Australia May Issue Temporary Live Betting Ban

australia betting law

The ongoing debate as to the legality of in-play betting in Australia could be settled once and for all, but only after the upcoming federal elections come to a conclusion. Local media is reporting that lawmakers are likely to implement a temporary ban on in-play betting as offered by online bookmakers and then issue a firm ruling after the next round of elections.

Online in-play betting is already prohibited under Australian law, but bookmakers such as William Hill use a legal loophole in order to offer in-play wagers. Currently, the law prohibits the placing of wagers while games are in progress unless punters phone in their wagers. Online bookmakers sidestep the prohibition by allowing punters to press a button to place a VoIP (voice over internet protocol) phone call in the background to meet the letter of the law.

The use of this legal loophole has been hotly contested by domestic bookmakers and other anti-gambling groups, but so far the government has refused to tackle the issue. The Australian is reporting that the government plans to make a ruling after elections and once additional steps have been taken to block unlicensed offshore betting sites that continue to target the Australian market.

Meanwhile, licensed offshore bookmakers have been pushing for the government to legalize in-play betting. These betting sites anticipate a major boost in annual revenues if their customers are able to place live wagers during sporting events without the hassle of placing VoIP calls.

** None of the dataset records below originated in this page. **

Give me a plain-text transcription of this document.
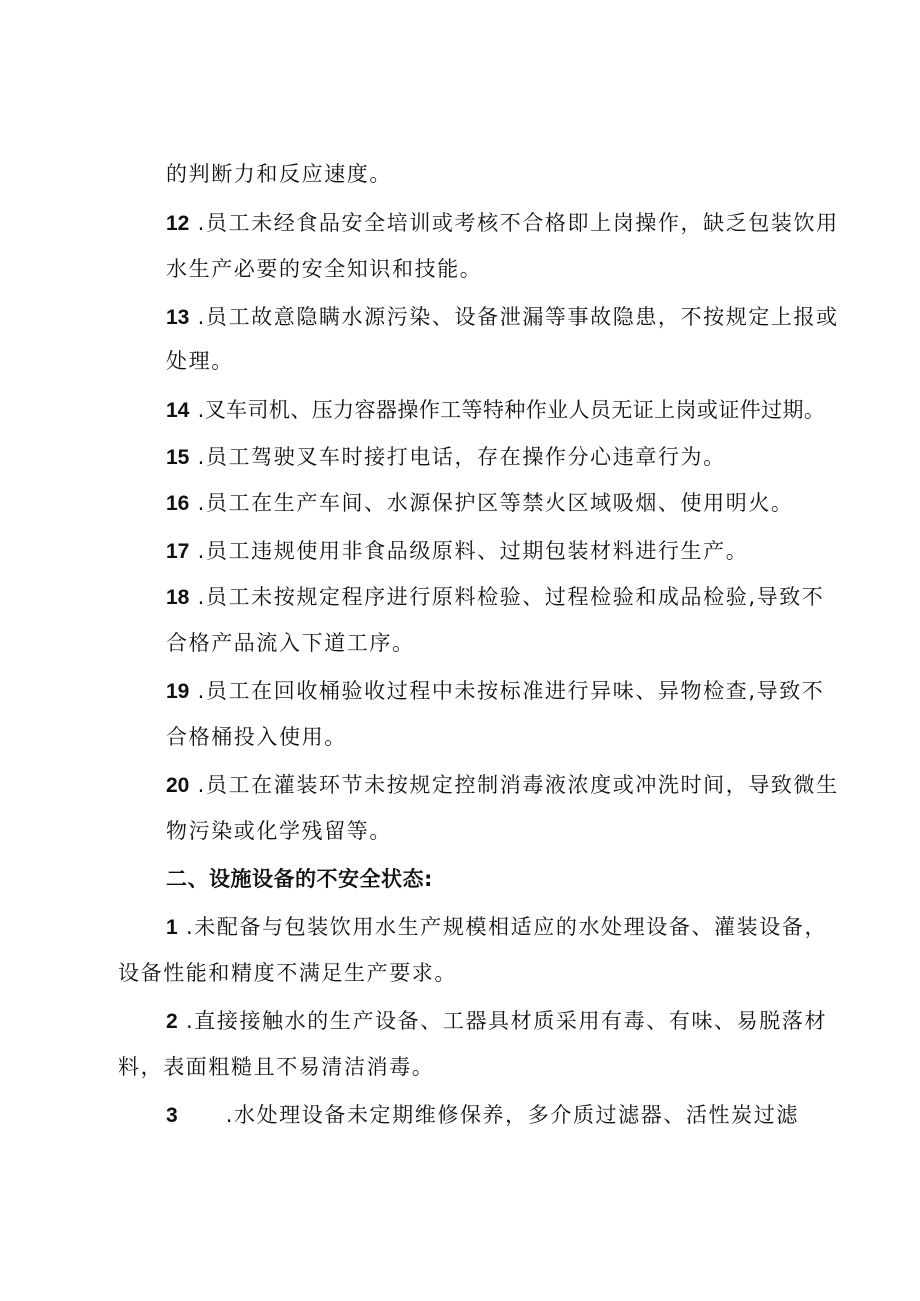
的判断力和反应速度。
12 .员工未经食品安全培训或考核不合格即上岗操作，缺乏包装饮用
水生产必要的安全知识和技能。
13 .员工故意隐瞒水源污染、设备泄漏等事故隐患，不按规定上报或
处理。
14 .叉车司机、压力容器操作工等特种作业人员无证上岗或证件过期。
15 .员工驾驶叉车时接打电话，存在操作分心违章行为。
16 .员工在生产车间、水源保护区等禁火区域吸烟、使用明火。
17 .员工违规使用非食品级原料、过期包装材料进行生产。
18 .员工未按规定程序进行原料检验、过程检验和成品检验,导致不
合格产品流入下道工序。
19 .员工在回收桶验收过程中未按标准进行异味、异物检查,导致不
合格桶投入使用。
20 .员工在灌装环节未按规定控制消毒液浓度或冲洗时间，导致微生
物污染或化学残留等。
二、设施设备的不安全状态:
1 .未配备与包装饮用水生产规模相适应的水处理设备、灌装设备，
设备性能和精度不满足生产要求。
2 .直接接触水的生产设备、工器具材质采用有毒、有味、易脱落材
料，表面粗糙且不易清洁消毒。
3 .水处理设备未定期维修保养，多介质过滤器、活性炭过滤
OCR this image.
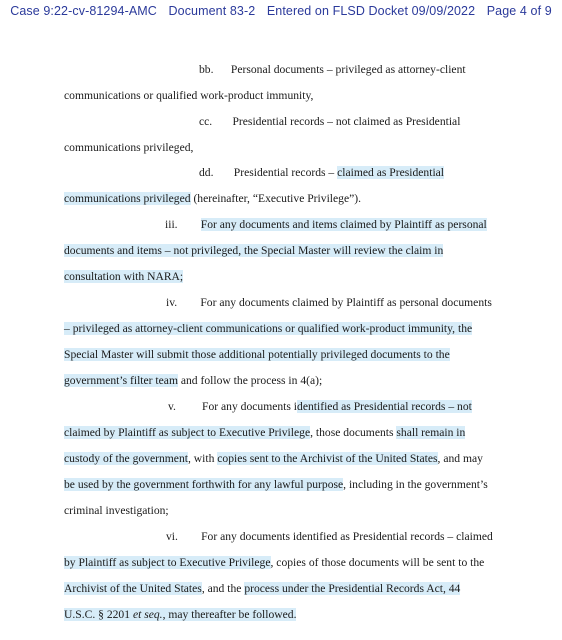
Case 9:22-cv-81294-AMC Document 83-2 Entered on FLSD Docket 09/09/2022 Page 4 of 9
bb.      Personal documents – privileged as attorney-client
communications or qualified work-product immunity,
cc.       Presidential records – not claimed as Presidential
communications privileged,
dd.       Presidential records – claimed as Presidential
communications privileged (hereinafter, “Executive Privilege”).
iii.        For any documents and items claimed by Plaintiff as personal
documents and items – not privileged, the Special Master will review the claim in
consultation with NARA;
iv.        For any documents claimed by Plaintiff as personal documents
– privileged as attorney-client communications or qualified work-product immunity, the
Special Master will submit those additional potentially privileged documents to the
government’s filter team and follow the process in 4(a);
v.         For any documents identified as Presidential records – not
claimed by Plaintiff as subject to Executive Privilege, those documents shall remain in
custody of the government, with copies sent to the Archivist of the United States, and may
be used by the government forthwith for any lawful purpose, including in the government’s
criminal investigation;
vi.        For any documents identified as Presidential records – claimed
by Plaintiff as subject to Executive Privilege, copies of those documents will be sent to the
Archivist of the United States, and the process under the Presidential Records Act, 44
U.S.C. § 2201 et seq., may thereafter be followed.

Even if a temporary ban is enforced, they hope to see a favourable ruling once the elections have been decided.

That same report from The Australian also notes that the government plans a three-stage approach to strengthening and clarifying its gaming laws. First, they plan to implement additional consumer protections. After that, they will take new measures to combat unlicensed bookmakers that continue to accept Australian customers. Once those two issues have been settled, the government will then make a final ruling on in-play wagering.

Step one of the plan is expected to consist of a national framework with all states on board to issue uniform regulations designed to protect the customers of licensed betting sites. Additionally, all licensed bookmakers would be required to develop self-exclusion programs for problem gamblers.

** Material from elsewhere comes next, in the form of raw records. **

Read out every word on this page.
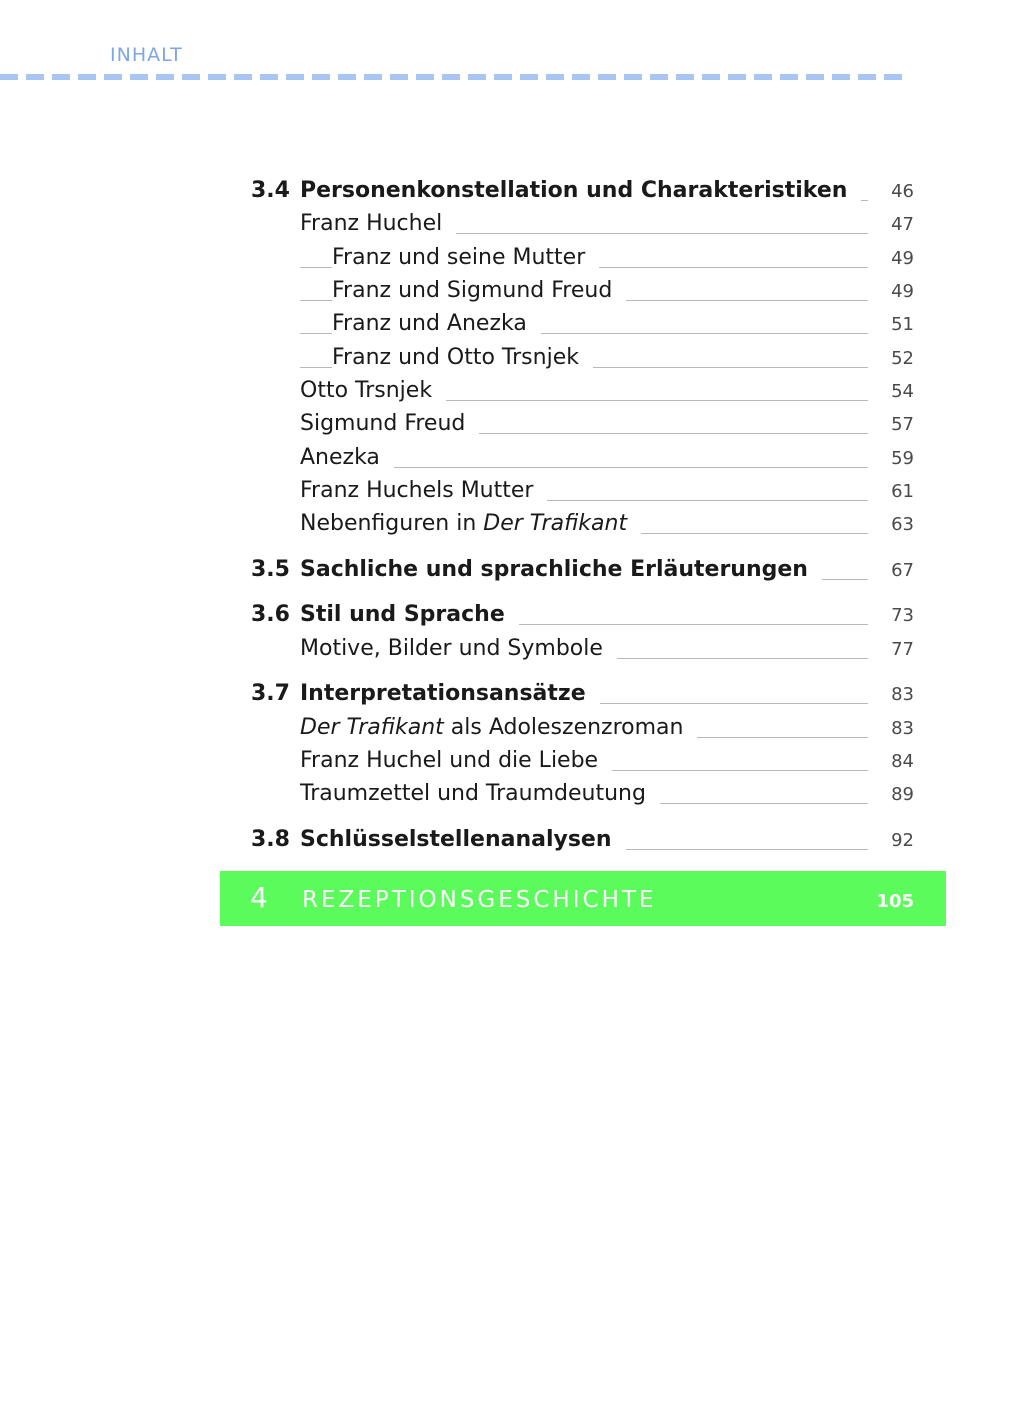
INHALT
3.4 Personenkonstellation und Charakteristiken	46
Franz Huchel	47
Franz und seine Mutter	49
Franz und Sigmund Freud	49
Franz und Anezka	51
Franz und Otto Trsnjek	52
Otto Trsnjek	54
Sigmund Freud	57
Anezka	59
Franz Huchels Mutter	61
Nebenfiguren in Der Trafikant	63
3.5 Sachliche und sprachliche Erläuterungen	67
3.6 Stil und Sprache	73
Motive, Bilder und Symbole	77
3.7 Interpretationsansätze	83
Der Trafikant als Adoleszenzroman	83
Franz Huchel und die Liebe	84
Traumzettel und Traumdeutung	89
3.8 Schlüsselstellenanalysen	92
4 REZEPTIONSGESCHICHTE	105
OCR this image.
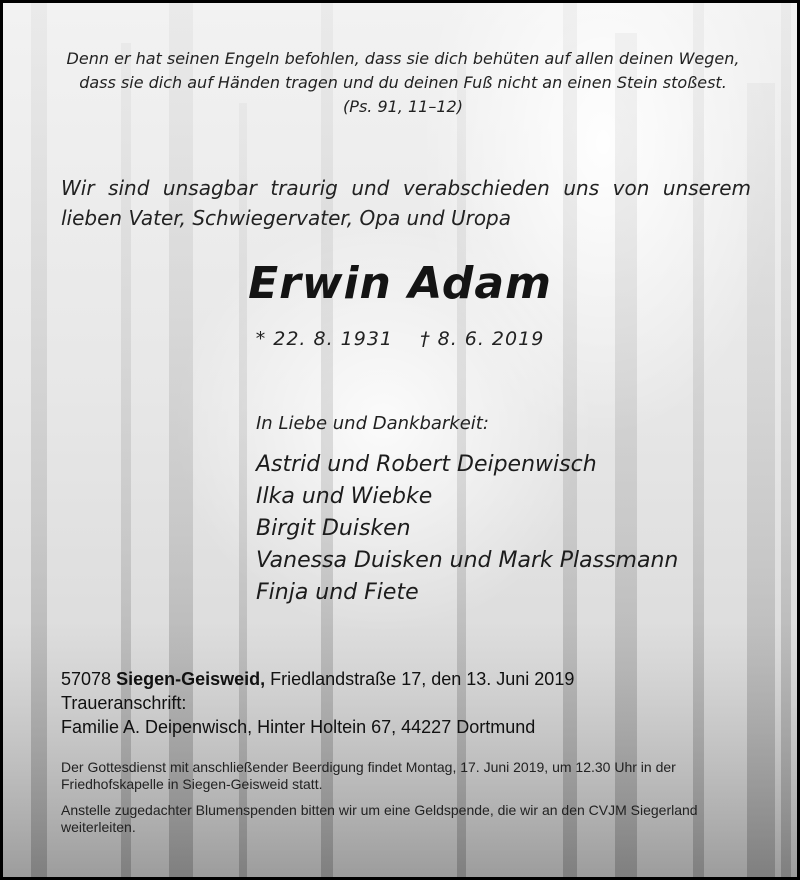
Denn er hat seinen Engeln befohlen, dass sie dich behüten auf allen deinen Wegen, dass sie dich auf Händen tragen und du deinen Fuß nicht an einen Stein stoßest.
(Ps. 91, 11–12)
Wir sind unsagbar traurig und verabschieden uns von unserem lieben Vater, Schwiegervater, Opa und Uropa
Erwin Adam
* 22. 8. 1931 † 8. 6. 2019
In Liebe und Dankbarkeit:
Astrid und Robert Deipenwisch
Ilka und Wiebke
Birgit Duisken
Vanessa Duisken und Mark Plassmann
Finja und Fiete
57078 Siegen-Geisweid, Friedlandstraße 17, den 13. Juni 2019
Traueranschrift:
Familie A. Deipenwisch, Hinter Holtein 67, 44227 Dortmund

Der Gottesdienst mit anschließender Beerdigung findet Montag, 17. Juni 2019, um 12.30 Uhr in der Friedhofskapelle in Siegen-Geisweid statt.

Anstelle zugedachter Blumenspenden bitten wir um eine Geldspende, die wir an den CVJM Siegerland weiterleiten.
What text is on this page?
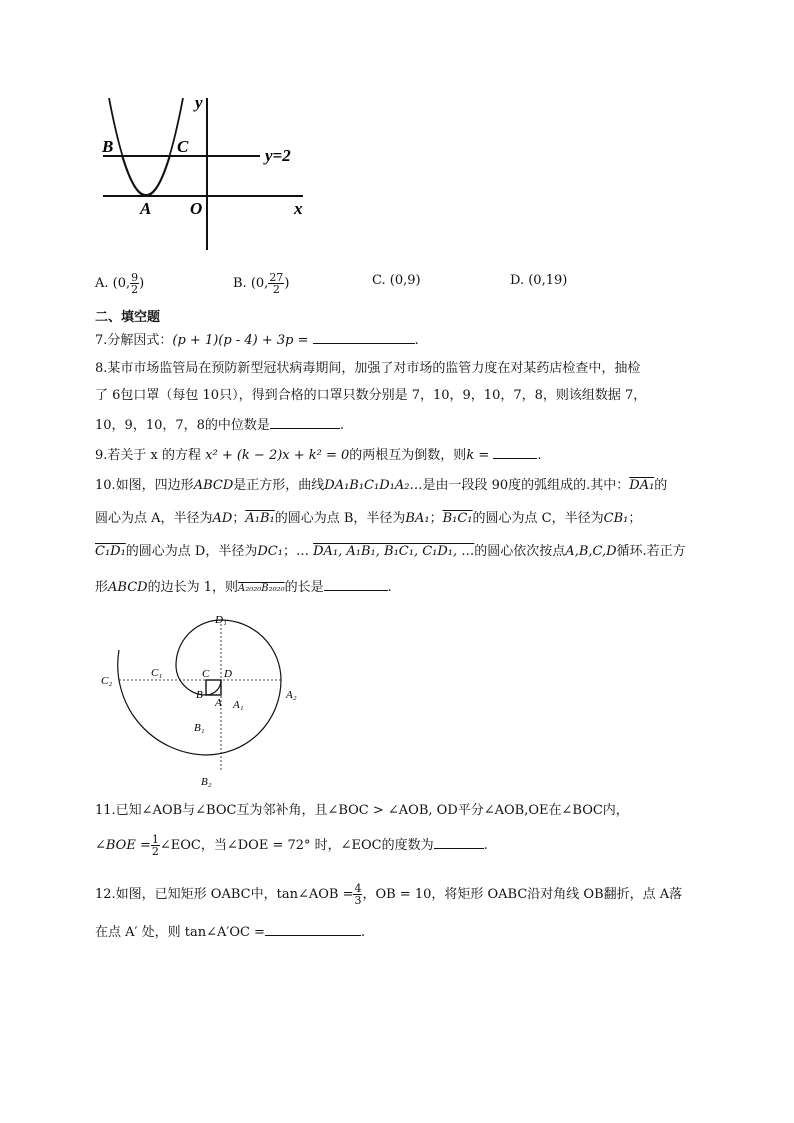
y
x
O
A
B	C	y=2
A. (0, $\frac{9}{2}$ )	B. (0, $\frac{27}{2}$ )	C. (0,9)	D. (0,19)
二、填空题
7.分解因式：(p + 1)(p - 4) + 3p =	.
8.某市市场监管局在预防新型冠状病毒期间，加强了对市场的监管力度在对某药店检查中，抽检
了 6包口罩（每包 10只），得到合格的口罩只数分别是 7，10，9，10，7，8，则该组数据 7，
10，9，10，7，8的中位数是	.
9.若关于 x 的方程 x² + (k − 2)x + k² = 0的两根互为倒数，则k =	.
10.如图，四边形ABCD是正方形，曲线DA₁B₁C₁D₁A₂…是由一段段 90度的弧组成的.其中：DA₁的
圆心为点 A，半径为AD；A₁B₁的圆心为点 B，半径为BA₁；B₁C₁的圆心为点 C，半径为CB₁；
C₁D₁的圆心为点 D，半径为DC₁；… DA₁, A₁B₁, B₁C₁, C₁D₁, …的圆心依次按点A,B,C,D循环.若正方
形ABCD的边长为 1，则A₂₀₂₀B₂₀₂₀的长是	.
D₁
C₁
C₂
C D
B
A A₁
A₂
B₁
B₂
11.已知∠AOB与∠BOC互为邻补角，且∠BOC > ∠AOB, OD平分∠AOB,OE在∠BOC内，
∠BOE = $\frac{1}{2}$ ∠EOC，当∠DOE = 72° 时，∠EOC的度数为	.
12.如图，已知矩形 OABC中，tan∠AOB = $\frac{4}{3}$ ，OB = 10，将矩形 OABC沿对角线 OB翻折，点 A落
在点 A′ 处，则 tan∠A′OC =	.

Step two of the plan is rumoured to involve amending the Interactive Gambling Act (IGA) to definitively criminalize offshore bookmakers that operate in the Australian market without licenses. The Australian Media and Communications Authority could be given new powers to enforce any amendments. If you don’t mind a little speculation, these new powers could involve blocking financial transactions to and from unlicensed bookmakers and ordering local internet service providers to block access to certain betting websites.

None of this is yet set in stone, but the reports make sense given the much-publicised debate surrounding the issues of live betting and offshore bookmaking. We don’t know for sure what will happen in the end, but something will change eventually. Consumers, operators and politicians all agree that the law needs to be clarified. Everyone just has a different opinion as to the best path forward.